Monday, February 25, 2008

Notes from the Intensive Computing Unit

This weekend I performed a peeceectomy on Little Elvis. The patient is now resting comfortably.

Back in the dark ages of computers (a couple of years ago), when you purchased a new machine you got 30 gigs of hard drive space. At the time, this seemed like a lot, but as we now know, no amount of disk space and/or ram is ever enough, not to mention the fact that I’ve got discarded iPods with twenty times as much free territory. Because of this miserly built-in drive size, since Little Elvis came into my life I have purchased not one, not two, but three standalone drives. I have also purchased flashdrives which I reckon by the dozens (one of which runs You Don’t Know Jack). I am a storage maven of the first water.

And of course, to enable the running of the TRPC software, back in the day I loaded up Virtual PC, the Windows emulator of the pre-Intel Mac generation. This may be as slow as [insert humorous metaphor for some really slow thing here] but it did do the job. In fact, it did the job better than TRPC on my Dell. Whereas the Dell tends to get tired during break rounds, forcing you to curse and holler and do things by hand, Little Elvis would soldier along valiantly until the last rebuttal was fired. But VPC takes up about 6 gigs of hard drive. Which meant that, whenever I turned on Little Elvis, I’d be looking at 3 gigs free at best, and often just 2. Running any computer with such a minimal amount of available space makes it even slower than [repeat metaphor from above, but vary it a little for even more humorous effect].

So, says I, it was time to sever VPC from Little E’s innards. In the worst case scenario, I could always run TRPC on the Dell and let it go at that. But what if I simply ported VPC over to one of the portable firewire drives? It was worth a try. And, voila, it works almost perfectly. For some reason I can’t launch the program as an application; I have to launch the data file which then launches the program, but that does work, and in the consequentialist world of computing, all that matters is results. And now, tada! Little E has 9 free gigs on his inner drive. The beach ball of death is rarer, and lasts less long. Callooh! Callay! For some reason I can’t pass data from Mac window to PC window anymore and have to use one of my numerous flashdrives (or their sisters or their cousins or their aunts), but that’s a small price to pay for a third of my disk drive space becoming available again. And to run tournaments all I have to do is bring along a small extra firewire drive.

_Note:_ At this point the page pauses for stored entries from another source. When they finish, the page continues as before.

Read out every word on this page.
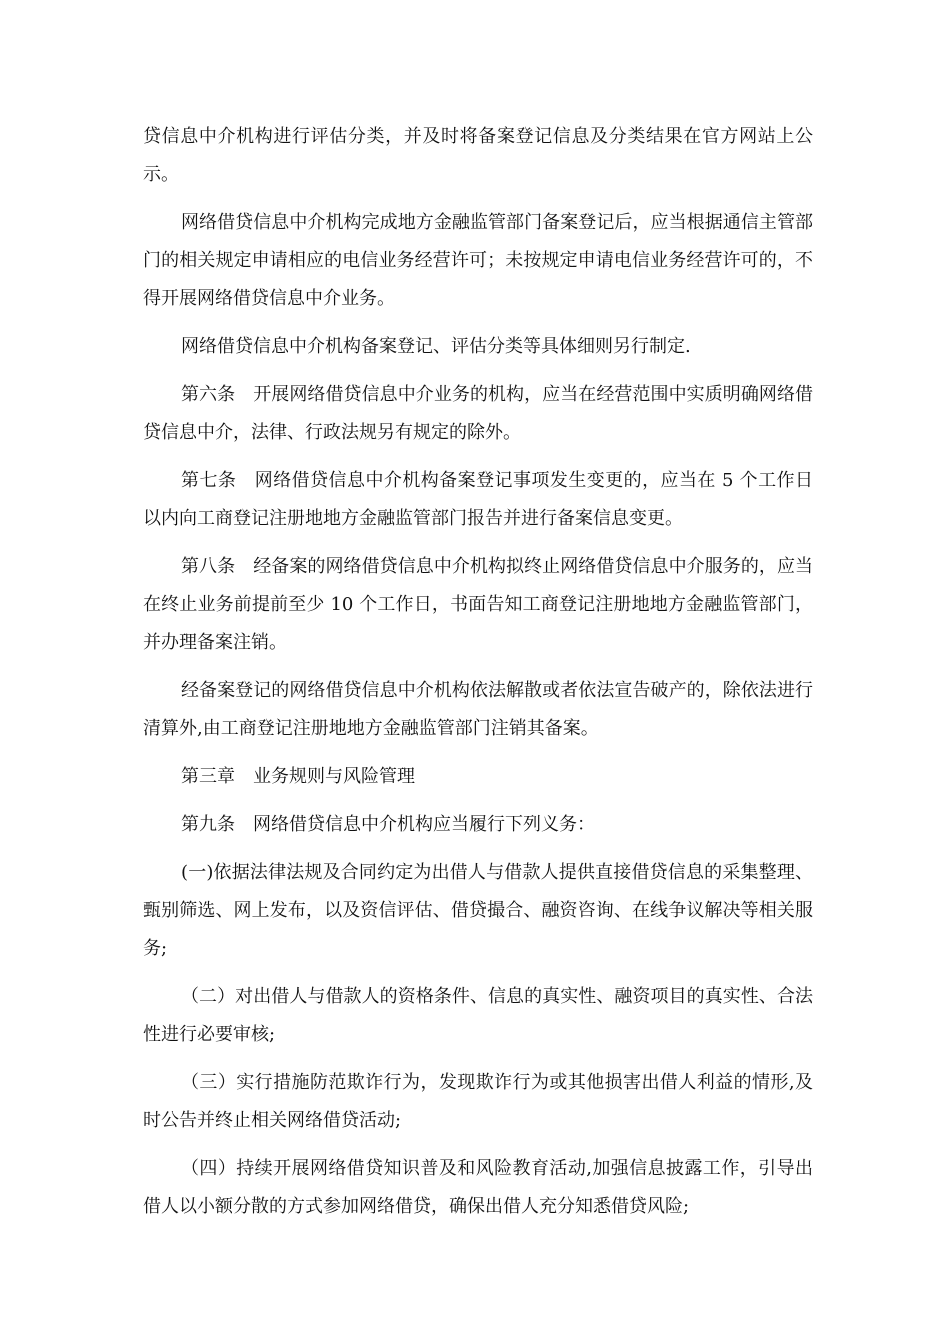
贷信息中介机构进行评估分类，并及时将备案登记信息及分类结果在官方网站上公示。

网络借贷信息中介机构完成地方金融监管部门备案登记后，应当根据通信主管部门的相关规定申请相应的电信业务经营许可；未按规定申请电信业务经营许可的，不得开展网络借贷信息中介业务。

网络借贷信息中介机构备案登记、评估分类等具体细则另行制定.

第六条　开展网络借贷信息中介业务的机构，应当在经营范围中实质明确网络借贷信息中介，法律、行政法规另有规定的除外。

第七条　网络借贷信息中介机构备案登记事项发生变更的，应当在 5 个工作日以内向工商登记注册地地方金融监管部门报告并进行备案信息变更。

第八条　经备案的网络借贷信息中介机构拟终止网络借贷信息中介服务的，应当在终止业务前提前至少 10 个工作日，书面告知工商登记注册地地方金融监管部门，并办理备案注销。

经备案登记的网络借贷信息中介机构依法解散或者依法宣告破产的，除依法进行清算外,由工商登记注册地地方金融监管部门注销其备案。

第三章　业务规则与风险管理

第九条　网络借贷信息中介机构应当履行下列义务：

(一)依据法律法规及合同约定为出借人与借款人提供直接借贷信息的采集整理、甄别筛选、网上发布，以及资信评估、借贷撮合、融资咨询、在线争议解决等相关服务;

（二）对出借人与借款人的资格条件、信息的真实性、融资项目的真实性、合法性进行必要审核;

（三）实行措施防范欺诈行为，发现欺诈行为或其他损害出借人利益的情形,及时公告并终止相关网络借贷活动;

（四）持续开展网络借贷知识普及和风险教育活动,加强信息披露工作，引导出借人以小额分散的方式参加网络借贷，确保出借人充分知悉借贷风险;
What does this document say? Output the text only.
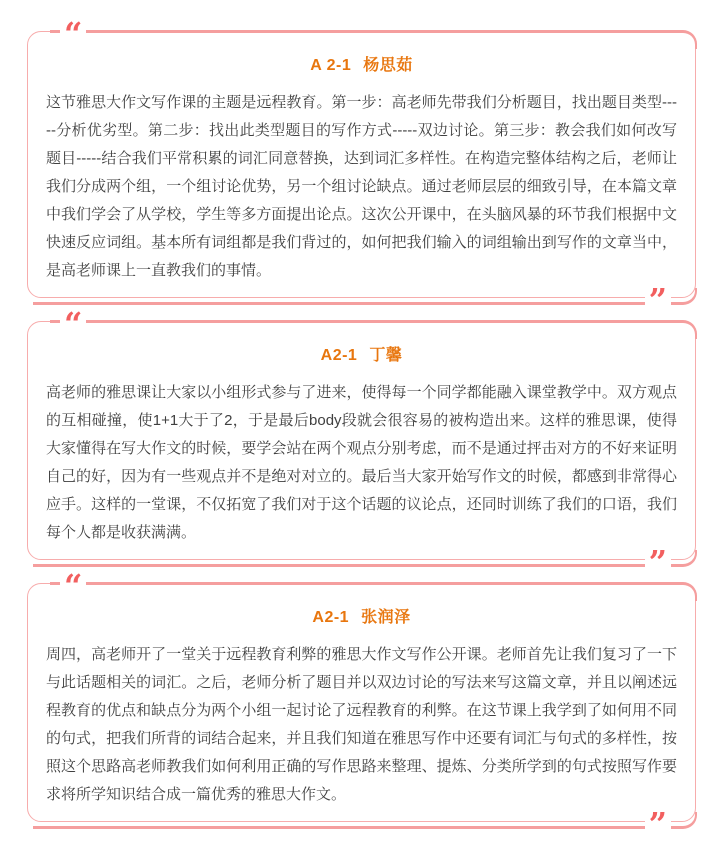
“
A 2-1 杨思茹
这节雅思大作文写作课的主题是远程教育。第一步：高老师先带我们分析题目，找出题目类型-----分析优劣型。第二步：找出此类型题目的写作方式-----双边讨论。第三步：教会我们如何改写题目-----结合我们平常积累的词汇同意替换，达到词汇多样性。在构造完整体结构之后，老师让我们分成两个组，一个组讨论优势，另一个组讨论缺点。通过老师层层的细致引导，在本篇文章中我们学会了从学校，学生等多方面提出论点。这次公开课中，在头脑风暴的环节我们根据中文快速反应词组。基本所有词组都是我们背过的，如何把我们输入的词组输出到写作的文章当中，是高老师课上一直教我们的事情。
”
“
A2-1 丁馨
高老师的雅思课让大家以小组形式参与了进来，使得每一个同学都能融入课堂教学中。双方观点的互相碰撞，使1+1大于了2，于是最后body段就会很容易的被构造出来。这样的雅思课，使得大家懂得在写大作文的时候，要学会站在两个观点分别考虑，而不是通过抨击对方的不好来证明自己的好，因为有一些观点并不是绝对对立的。最后当大家开始写作文的时候，都感到非常得心应手。这样的一堂课，不仅拓宽了我们对于这个话题的议论点，还同时训练了我们的口语，我们每个人都是收获满满。
”
“
A2-1 张润泽
周四，高老师开了一堂关于远程教育利弊的雅思大作文写作公开课。老师首先让我们复习了一下与此话题相关的词汇。之后，老师分析了题目并以双边讨论的写法来写这篇文章，并且以阐述远程教育的优点和缺点分为两个小组一起讨论了远程教育的利弊。在这节课上我学到了如何用不同的句式，把我们所背的词结合起来，并且我们知道在雅思写作中还要有词汇与句式的多样性，按照这个思路高老师教我们如何利用正确的写作思路来整理、提炼、分类所学到的句式按照写作要求将所学知识结合成一篇优秀的雅思大作文。
”
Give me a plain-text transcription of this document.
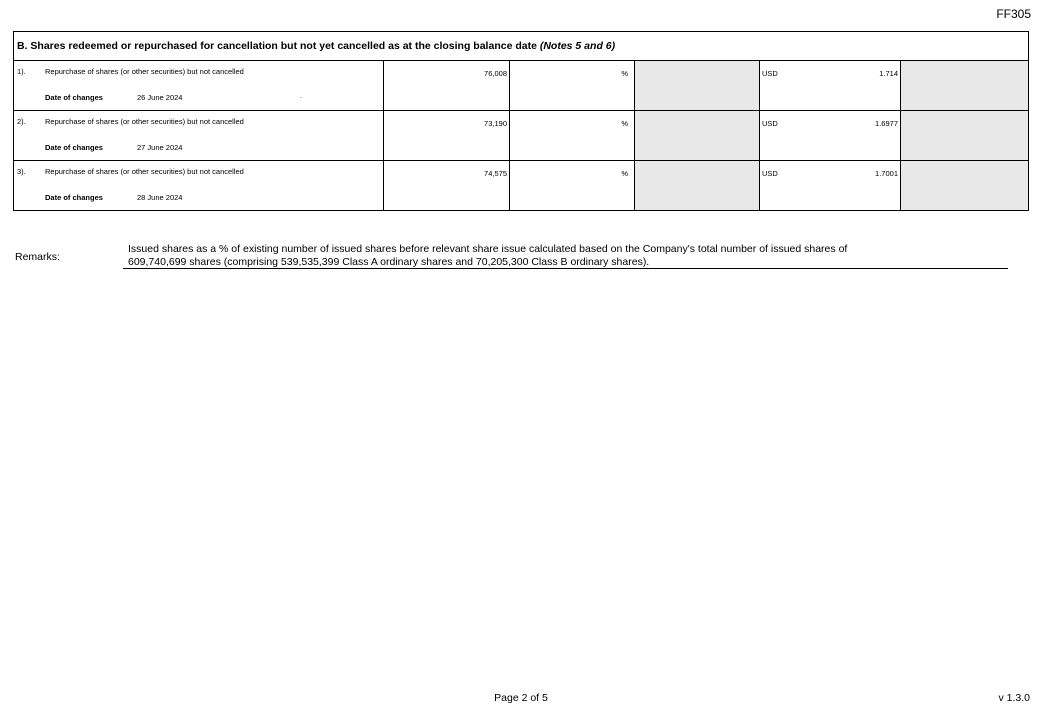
FF305
B. Shares redeemed or repurchased for cancellation but not yet cancelled as at the closing balance date (Notes 5 and 6)					

1). Repurchase of shares (or other securities) but not cancelled
Date of changes 26 June 2024 .	76,008	%		USD 1.714	

2). Repurchase of shares (or other securities) but not cancelled
Date of changes 27 June 2024	73,190	%		USD 1.6977	

3). Repurchase of shares (or other securities) but not cancelled
Date of changes 28 June 2024	74,575	%		USD 1.7001	

Remarks:
Issued shares as a % of existing number of issued shares before relevant share issue calculated based on the Company's total number of issued shares of
609,740,699 shares (comprising 539,535,399 Class A ordinary shares and 70,205,300 Class B ordinary shares).
Page 2 of 5	v 1.3.0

Piece of cake.

So what did I do over the weekend with all this newfound Windows real estate? Loaded up the Goy of Districts. It took a couple of bouts (the program advises you that some systems like this version, while other systems like that version, and of course, my system liked that version after much cursing over this version) but it’s finally going. So far one school has signed up. Tsk, tsk. You guys are in trouble… There’s about 182 pages of goyische help for each step of the process, most of which is the sort of help that, if you really need it, you need too much help altogether, but I don’t have enough data yet to really knock the application around. Whatever. There’s still a couple of weeks, and the worst that could happen is we haul out some cards like we always do. I’ll worry about that tomorrow.